The lower ends of all five ribs 40 are dimensioned to form shoulders or stops 48 which are adapted to rest upon the upper end of the smaller standpipe 13 when the smaller standpipe 13 is used. This arrangement allows dropping or locating of the air gap device within the upper end of the standpipe 13 for support of the air gap device by resting of the stops 48 on the top of the standpipe 13. If desired, the lower portions of the ribs 40 can be tapered to snugly fit within the standpipe 13.
Below the stops 48 all five ribs 40 are of reduced dimension so that as nearly as is possible they engage or are in close proximity with the curved inner surface of the standpipe 13.
Any suitable means may be used to attach drain lines to the inlet ports 20 and 22, according to the size of the drain lines and whether they are flexible or rigid. In addition, rather than using the illustrated combination of the externally barbed ports 20 and 22 with flexible plastic tubing (not shown), plastic pipe may be used in a slip fit arrangement with or without adhesive. Also, complemental components may be used that are joined in a compression fit, or the so-called John Guest push-in type of fitting can be used.
However, in the low flow applications contemplated by the present invention, a leak-tight connection is easily achieved by pushing flexible tubing over the barbed inlet ports 20 and 22.
As described above, the air gap device is versatile in that it can be mounted upon either of the two most widely used standard sizes of standpipe, whether the standpipe is made of plastic or of metal, and whether the standpipe is threaded or unthreaded.
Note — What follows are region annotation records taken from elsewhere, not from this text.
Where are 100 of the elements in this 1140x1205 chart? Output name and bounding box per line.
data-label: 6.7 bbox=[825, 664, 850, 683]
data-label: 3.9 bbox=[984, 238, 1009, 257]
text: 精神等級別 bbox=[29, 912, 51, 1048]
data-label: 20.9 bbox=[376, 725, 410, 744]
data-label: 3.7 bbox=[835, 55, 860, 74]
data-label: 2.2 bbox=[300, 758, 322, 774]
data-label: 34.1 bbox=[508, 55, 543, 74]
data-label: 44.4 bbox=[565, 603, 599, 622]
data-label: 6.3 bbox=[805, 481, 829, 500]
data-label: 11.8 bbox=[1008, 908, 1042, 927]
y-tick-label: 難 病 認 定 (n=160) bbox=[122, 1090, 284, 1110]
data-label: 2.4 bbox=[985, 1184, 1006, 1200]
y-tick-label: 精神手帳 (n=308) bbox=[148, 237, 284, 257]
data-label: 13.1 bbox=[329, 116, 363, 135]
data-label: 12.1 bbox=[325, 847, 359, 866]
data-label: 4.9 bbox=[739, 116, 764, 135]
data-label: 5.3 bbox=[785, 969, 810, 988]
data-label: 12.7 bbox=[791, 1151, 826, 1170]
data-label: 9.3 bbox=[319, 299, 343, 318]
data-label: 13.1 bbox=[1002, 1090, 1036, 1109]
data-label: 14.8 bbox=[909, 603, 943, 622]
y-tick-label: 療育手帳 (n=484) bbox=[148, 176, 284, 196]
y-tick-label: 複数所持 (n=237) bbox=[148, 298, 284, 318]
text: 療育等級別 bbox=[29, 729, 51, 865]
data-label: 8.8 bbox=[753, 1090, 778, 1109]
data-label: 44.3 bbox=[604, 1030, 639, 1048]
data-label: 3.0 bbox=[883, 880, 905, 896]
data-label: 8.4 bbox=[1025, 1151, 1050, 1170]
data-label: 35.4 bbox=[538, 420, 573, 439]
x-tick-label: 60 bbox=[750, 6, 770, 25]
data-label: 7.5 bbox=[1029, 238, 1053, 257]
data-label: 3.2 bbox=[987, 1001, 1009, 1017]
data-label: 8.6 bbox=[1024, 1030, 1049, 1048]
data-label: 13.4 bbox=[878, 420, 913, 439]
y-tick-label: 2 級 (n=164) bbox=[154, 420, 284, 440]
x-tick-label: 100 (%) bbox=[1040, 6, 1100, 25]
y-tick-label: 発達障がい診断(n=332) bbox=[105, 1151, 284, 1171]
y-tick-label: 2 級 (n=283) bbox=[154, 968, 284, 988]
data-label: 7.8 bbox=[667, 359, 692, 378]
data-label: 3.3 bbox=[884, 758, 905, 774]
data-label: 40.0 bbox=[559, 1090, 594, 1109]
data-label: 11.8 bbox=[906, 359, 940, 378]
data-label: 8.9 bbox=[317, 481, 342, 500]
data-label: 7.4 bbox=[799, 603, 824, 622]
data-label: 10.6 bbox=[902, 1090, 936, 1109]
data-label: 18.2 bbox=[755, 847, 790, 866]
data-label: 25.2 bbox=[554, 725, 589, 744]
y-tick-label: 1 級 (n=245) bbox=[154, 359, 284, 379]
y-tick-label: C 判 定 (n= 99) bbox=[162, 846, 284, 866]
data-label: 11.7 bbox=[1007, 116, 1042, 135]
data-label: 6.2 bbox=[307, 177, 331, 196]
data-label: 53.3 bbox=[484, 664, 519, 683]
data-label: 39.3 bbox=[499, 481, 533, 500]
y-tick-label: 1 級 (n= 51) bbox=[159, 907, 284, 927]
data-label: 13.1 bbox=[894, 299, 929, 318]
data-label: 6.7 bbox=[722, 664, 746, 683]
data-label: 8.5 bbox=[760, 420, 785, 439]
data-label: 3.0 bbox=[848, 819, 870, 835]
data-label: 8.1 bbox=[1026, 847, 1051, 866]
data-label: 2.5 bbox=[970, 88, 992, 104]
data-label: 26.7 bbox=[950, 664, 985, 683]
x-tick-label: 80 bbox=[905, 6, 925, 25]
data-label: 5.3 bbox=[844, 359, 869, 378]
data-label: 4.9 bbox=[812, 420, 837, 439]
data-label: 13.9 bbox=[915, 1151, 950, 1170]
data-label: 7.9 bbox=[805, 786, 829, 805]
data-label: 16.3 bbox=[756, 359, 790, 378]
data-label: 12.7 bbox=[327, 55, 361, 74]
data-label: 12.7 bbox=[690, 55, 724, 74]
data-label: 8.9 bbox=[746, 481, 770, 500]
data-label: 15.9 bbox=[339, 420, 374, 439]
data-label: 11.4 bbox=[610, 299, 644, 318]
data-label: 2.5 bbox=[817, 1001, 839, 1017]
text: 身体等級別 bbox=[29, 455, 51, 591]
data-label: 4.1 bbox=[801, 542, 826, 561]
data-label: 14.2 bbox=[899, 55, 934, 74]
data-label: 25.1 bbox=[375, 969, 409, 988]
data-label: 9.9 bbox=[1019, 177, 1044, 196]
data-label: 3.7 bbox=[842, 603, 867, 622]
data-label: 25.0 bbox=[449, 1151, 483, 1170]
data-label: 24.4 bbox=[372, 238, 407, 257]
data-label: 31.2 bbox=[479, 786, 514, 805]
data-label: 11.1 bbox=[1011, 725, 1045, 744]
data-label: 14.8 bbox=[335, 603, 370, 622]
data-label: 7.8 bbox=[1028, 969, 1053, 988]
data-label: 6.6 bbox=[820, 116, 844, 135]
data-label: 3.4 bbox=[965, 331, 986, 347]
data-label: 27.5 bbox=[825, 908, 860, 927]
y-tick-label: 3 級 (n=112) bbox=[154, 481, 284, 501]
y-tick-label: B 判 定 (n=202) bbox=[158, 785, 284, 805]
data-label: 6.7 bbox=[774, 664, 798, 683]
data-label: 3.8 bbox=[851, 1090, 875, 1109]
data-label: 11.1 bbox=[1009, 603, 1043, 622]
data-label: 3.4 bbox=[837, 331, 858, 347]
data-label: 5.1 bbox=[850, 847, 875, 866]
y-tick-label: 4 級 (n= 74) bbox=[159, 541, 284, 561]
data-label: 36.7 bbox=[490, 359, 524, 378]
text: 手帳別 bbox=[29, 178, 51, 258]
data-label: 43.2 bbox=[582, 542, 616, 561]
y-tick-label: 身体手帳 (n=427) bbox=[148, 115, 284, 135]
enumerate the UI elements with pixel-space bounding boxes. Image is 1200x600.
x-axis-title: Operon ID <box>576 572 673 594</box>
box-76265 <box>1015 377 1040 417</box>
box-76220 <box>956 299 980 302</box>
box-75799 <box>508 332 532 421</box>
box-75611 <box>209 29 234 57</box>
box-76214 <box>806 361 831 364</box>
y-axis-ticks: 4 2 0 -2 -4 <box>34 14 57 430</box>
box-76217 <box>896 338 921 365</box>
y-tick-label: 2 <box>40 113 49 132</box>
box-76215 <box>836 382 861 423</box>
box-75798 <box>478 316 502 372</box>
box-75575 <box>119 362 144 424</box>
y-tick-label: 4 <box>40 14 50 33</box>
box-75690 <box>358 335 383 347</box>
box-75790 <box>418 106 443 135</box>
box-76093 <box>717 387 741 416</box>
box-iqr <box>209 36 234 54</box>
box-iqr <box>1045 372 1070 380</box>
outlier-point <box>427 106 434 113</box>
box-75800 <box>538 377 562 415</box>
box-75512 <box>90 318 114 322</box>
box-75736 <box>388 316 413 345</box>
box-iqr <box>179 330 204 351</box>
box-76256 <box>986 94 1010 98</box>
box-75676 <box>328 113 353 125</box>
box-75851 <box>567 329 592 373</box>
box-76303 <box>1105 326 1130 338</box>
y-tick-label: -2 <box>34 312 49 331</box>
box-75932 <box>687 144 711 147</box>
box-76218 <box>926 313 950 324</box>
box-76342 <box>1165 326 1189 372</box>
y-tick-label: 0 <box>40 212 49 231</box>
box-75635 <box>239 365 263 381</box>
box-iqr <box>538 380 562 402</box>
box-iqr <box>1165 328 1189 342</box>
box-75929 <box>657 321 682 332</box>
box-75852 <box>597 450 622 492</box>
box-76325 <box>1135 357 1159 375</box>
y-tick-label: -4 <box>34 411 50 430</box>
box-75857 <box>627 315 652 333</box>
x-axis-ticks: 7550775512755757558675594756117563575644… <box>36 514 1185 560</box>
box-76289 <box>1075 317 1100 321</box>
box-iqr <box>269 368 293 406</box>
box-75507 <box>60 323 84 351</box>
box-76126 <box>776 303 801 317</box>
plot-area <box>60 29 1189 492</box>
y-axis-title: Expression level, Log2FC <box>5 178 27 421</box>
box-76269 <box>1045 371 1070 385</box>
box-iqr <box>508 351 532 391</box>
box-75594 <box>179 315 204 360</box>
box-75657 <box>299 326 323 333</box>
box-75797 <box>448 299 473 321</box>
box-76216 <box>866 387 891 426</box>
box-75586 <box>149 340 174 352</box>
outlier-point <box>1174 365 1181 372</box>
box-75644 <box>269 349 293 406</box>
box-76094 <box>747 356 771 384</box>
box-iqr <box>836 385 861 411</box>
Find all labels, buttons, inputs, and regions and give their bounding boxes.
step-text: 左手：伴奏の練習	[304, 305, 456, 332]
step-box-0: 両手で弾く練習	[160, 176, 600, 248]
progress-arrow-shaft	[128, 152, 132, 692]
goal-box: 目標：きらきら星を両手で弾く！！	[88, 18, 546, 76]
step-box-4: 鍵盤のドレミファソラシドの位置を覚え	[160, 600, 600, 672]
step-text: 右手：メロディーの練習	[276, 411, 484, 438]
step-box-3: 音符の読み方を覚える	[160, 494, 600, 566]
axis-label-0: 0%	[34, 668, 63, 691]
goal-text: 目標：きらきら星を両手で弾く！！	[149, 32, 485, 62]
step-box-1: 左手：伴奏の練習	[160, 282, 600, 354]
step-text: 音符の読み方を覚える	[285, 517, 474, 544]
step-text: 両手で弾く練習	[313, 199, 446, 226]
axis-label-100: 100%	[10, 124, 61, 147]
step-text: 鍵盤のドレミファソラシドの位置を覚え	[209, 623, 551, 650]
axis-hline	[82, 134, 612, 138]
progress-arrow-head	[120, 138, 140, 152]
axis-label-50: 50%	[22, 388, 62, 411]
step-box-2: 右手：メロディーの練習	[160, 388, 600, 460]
The structure of the air gap device is relatively strong and rigid, establishes positive seating and support of the device, and ensures that the device will not be tilted from its normal vertical position during use.
There are other features of this particular housing design which are important. The particular design and location of the rails 54 is such that the rails extend clear to the top of upper housing 18, adding structural rigidity to the otherwise more flexible upper housing portion.
In the embodiment of FIG. 5, stops 53, as best seen in FIG. 4 are located at each end of the mounting slot 38. The stops 53 help to maintain a uniform slot width throughout the length of the slot, and they provide solid and positive stops for the unit when the unit is inserted over either size of standpipe. Thus, the unit cannot easily be tilted away from its desired vertical position.
While several forms of the invention have been illustrated and described, it will be apparent that various modifications can be made without departing from the spirit and scope of the invention.